抄録
Cytotoxic T lymphocytes (CTL) were induced from the peripheral blood mononuclear cells of 6 cancer patients using tumor necrosis factor-α (TNF α). Initially, TNF α (100 and 1, 000U/ml) was added at the beginning of mixed culture with tumor lymphocytes for 3 days. Then, TNF α was removed and the cells were stimulated with an immobilized anti-CD3 monoclonal antibody (1μg/ml) and interleukin-2 (1, 000U/ml) for 3-7 days.
Subsequently, the anti-CD3 antibody was removed, and the cells were incubated with 500U/ml of interleukin-2. Cells from 2 patients showed autologous tumor-killing activity before incubation with TNF α, and this activity was unchanged by TNF α. In 2 of the 4 patients without pre-existing cytotoxic T lymphocyte (CTL) activity, there was an increase of this activity after incubation with TNF α. Both CTL activity and CTL proliferation increased in accordance with the TNF α concentration.

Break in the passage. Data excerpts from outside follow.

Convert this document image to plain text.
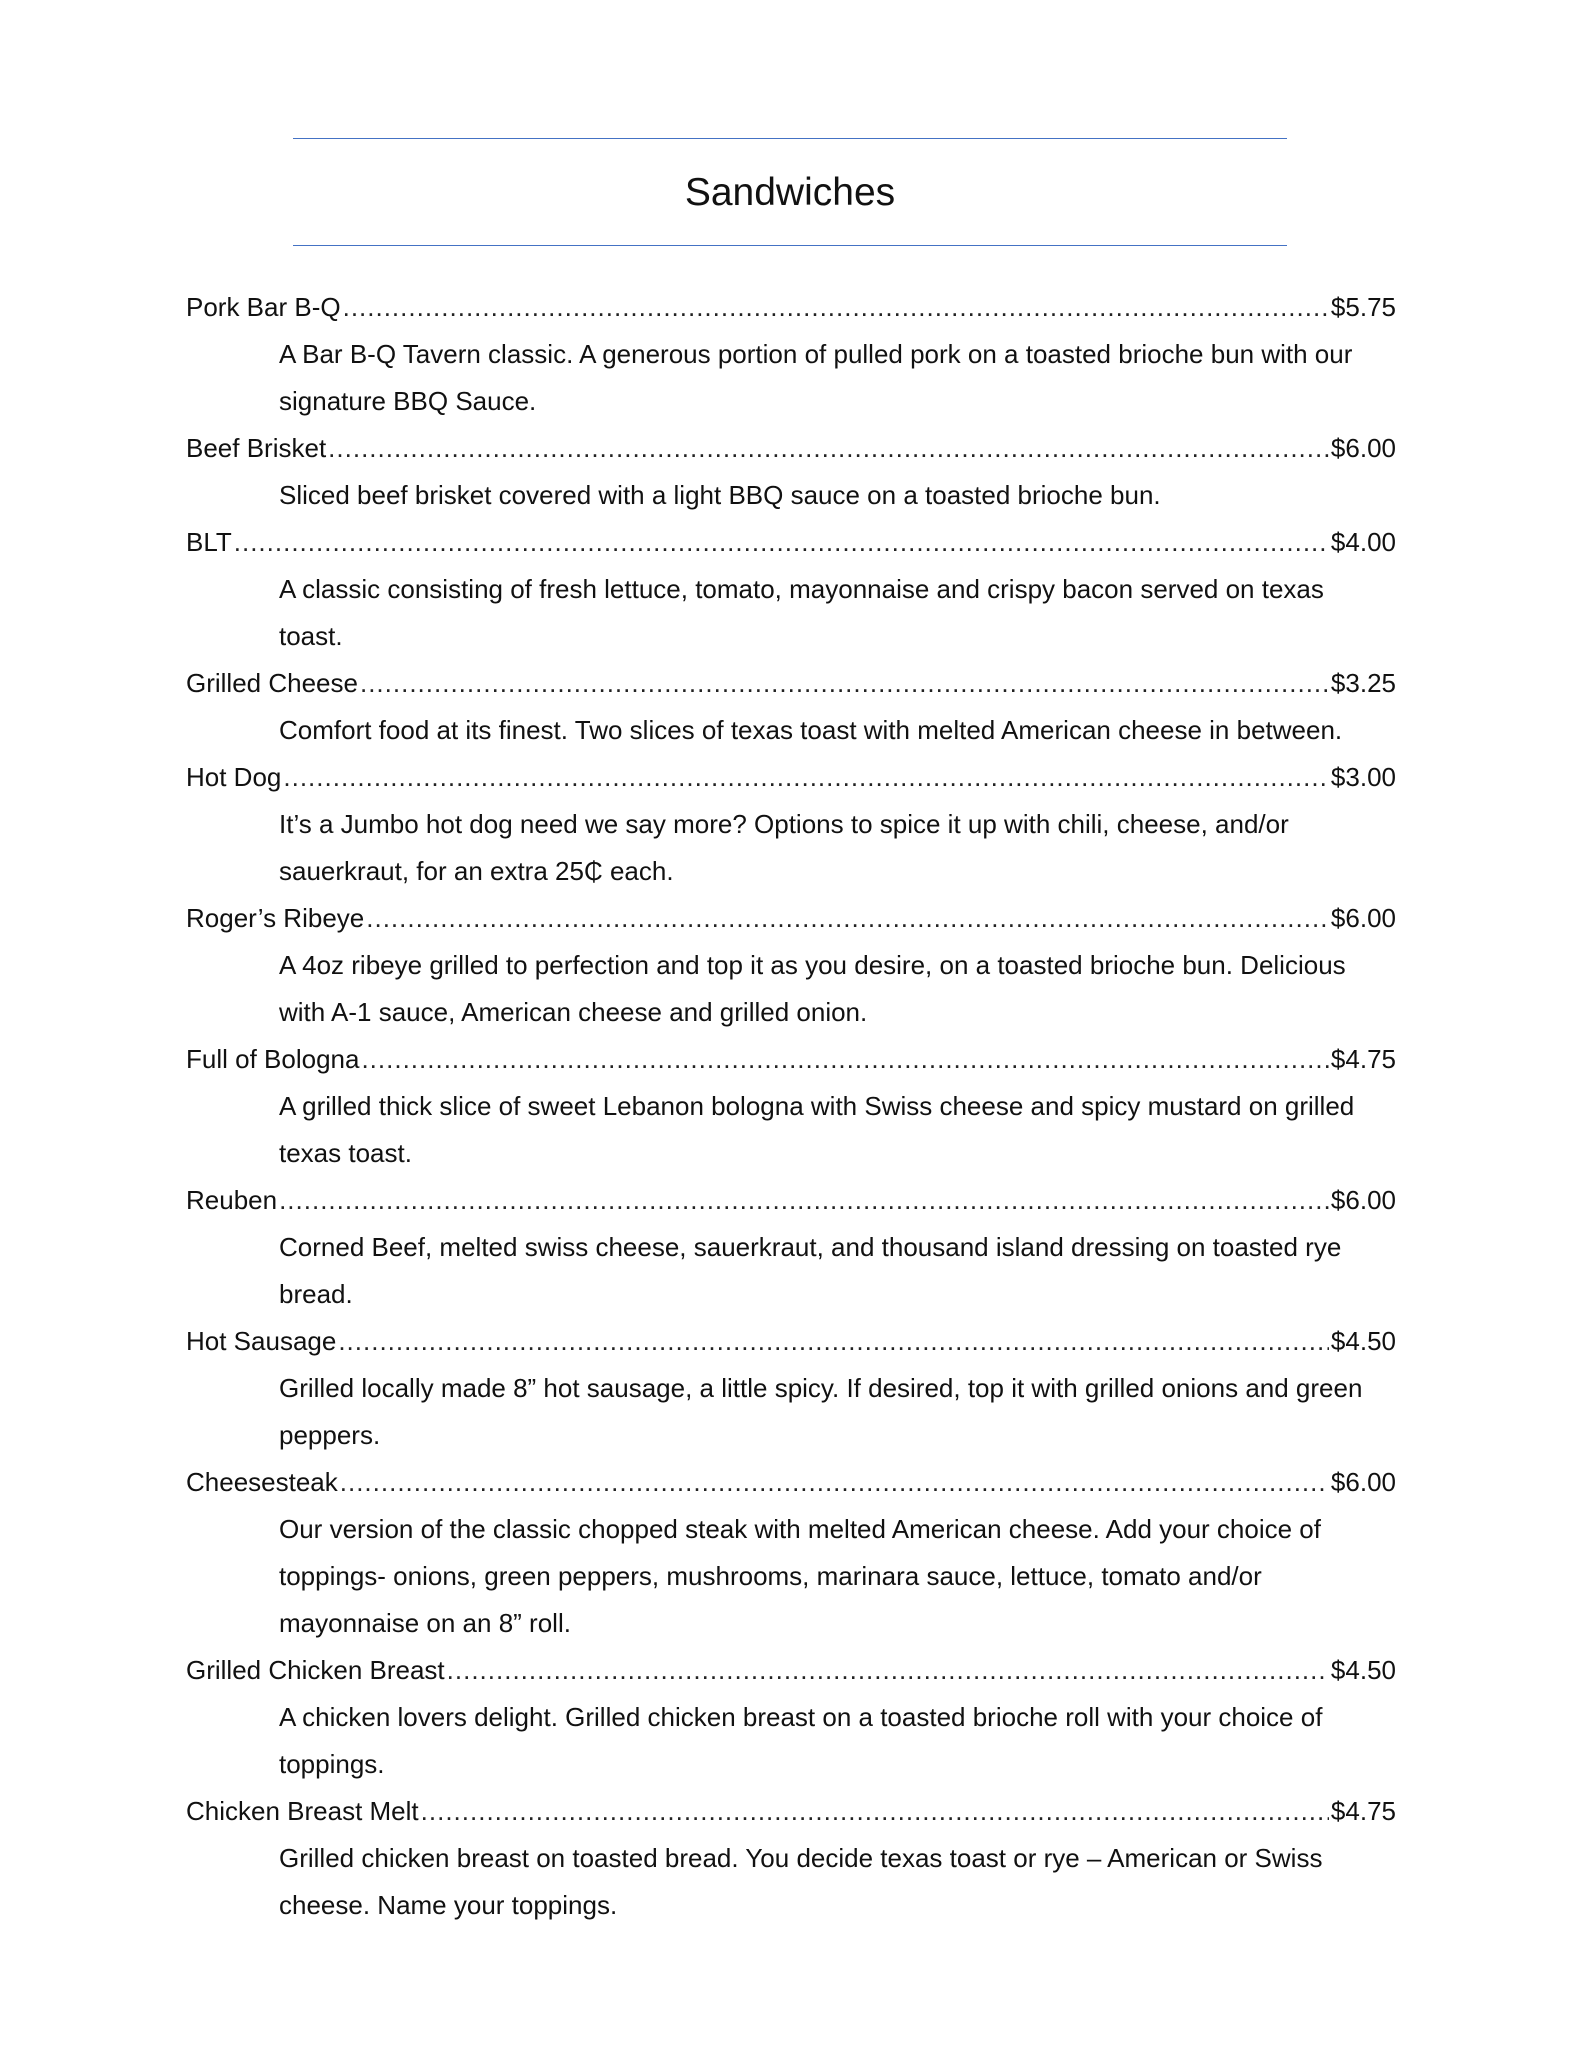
Sandwiches
Pork Bar B-Q .....	$5.75
A Bar B-Q Tavern classic. A generous portion of pulled pork on a toasted brioche bun with our signature BBQ Sauce.
Beef Brisket .....	$6.00
Sliced beef brisket covered with a light BBQ sauce on a toasted brioche bun.
BLT .....	$4.00
A classic consisting of fresh lettuce, tomato, mayonnaise and crispy bacon served on texas toast.
Grilled Cheese .....	$3.25
Comfort food at its finest. Two slices of texas toast with melted American cheese in between.
Hot Dog .....	$3.00
It’s a Jumbo hot dog need we say more? Options to spice it up with chili, cheese, and/or sauerkraut, for an extra 25₵ each.
Roger’s Ribeye .....	$6.00
A 4oz ribeye grilled to perfection and top it as you desire, on a toasted brioche bun. Delicious with A-1 sauce, American cheese and grilled onion.
Full of Bologna .....	$4.75
A grilled thick slice of sweet Lebanon bologna with Swiss cheese and spicy mustard on grilled texas toast.
Reuben .....	$6.00
Corned Beef, melted swiss cheese, sauerkraut, and thousand island dressing on toasted rye bread.
Hot Sausage .....	$4.50
Grilled locally made 8” hot sausage, a little spicy. If desired, top it with grilled onions and green peppers.
Cheesesteak .....	$6.00
Our version of the classic chopped steak with melted American cheese. Add your choice of toppings- onions, green peppers, mushrooms, marinara sauce, lettuce, tomato and/or mayonnaise on an 8” roll.
Grilled Chicken Breast .....	$4.50
A chicken lovers delight. Grilled chicken breast on a toasted brioche roll with your choice of toppings.
Chicken Breast Melt .....	$4.75
Grilled chicken breast on toasted bread. You decide texas toast or rye – American or Swiss cheese. Name your toppings.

Flow cytometric analysis revealed an increase of CD8+Leu15- cells. However, the increase in cytotoxic activity also occurred when allogeneic cancer cells were identified as target cells, suggesting that TNF α did not increase tumor specificity although it increased autologous tumor-killing acitivity. Since a high CTL activity specific to autologous tumor cells is necessary for successful CTL therapy, this subject requires further investigation.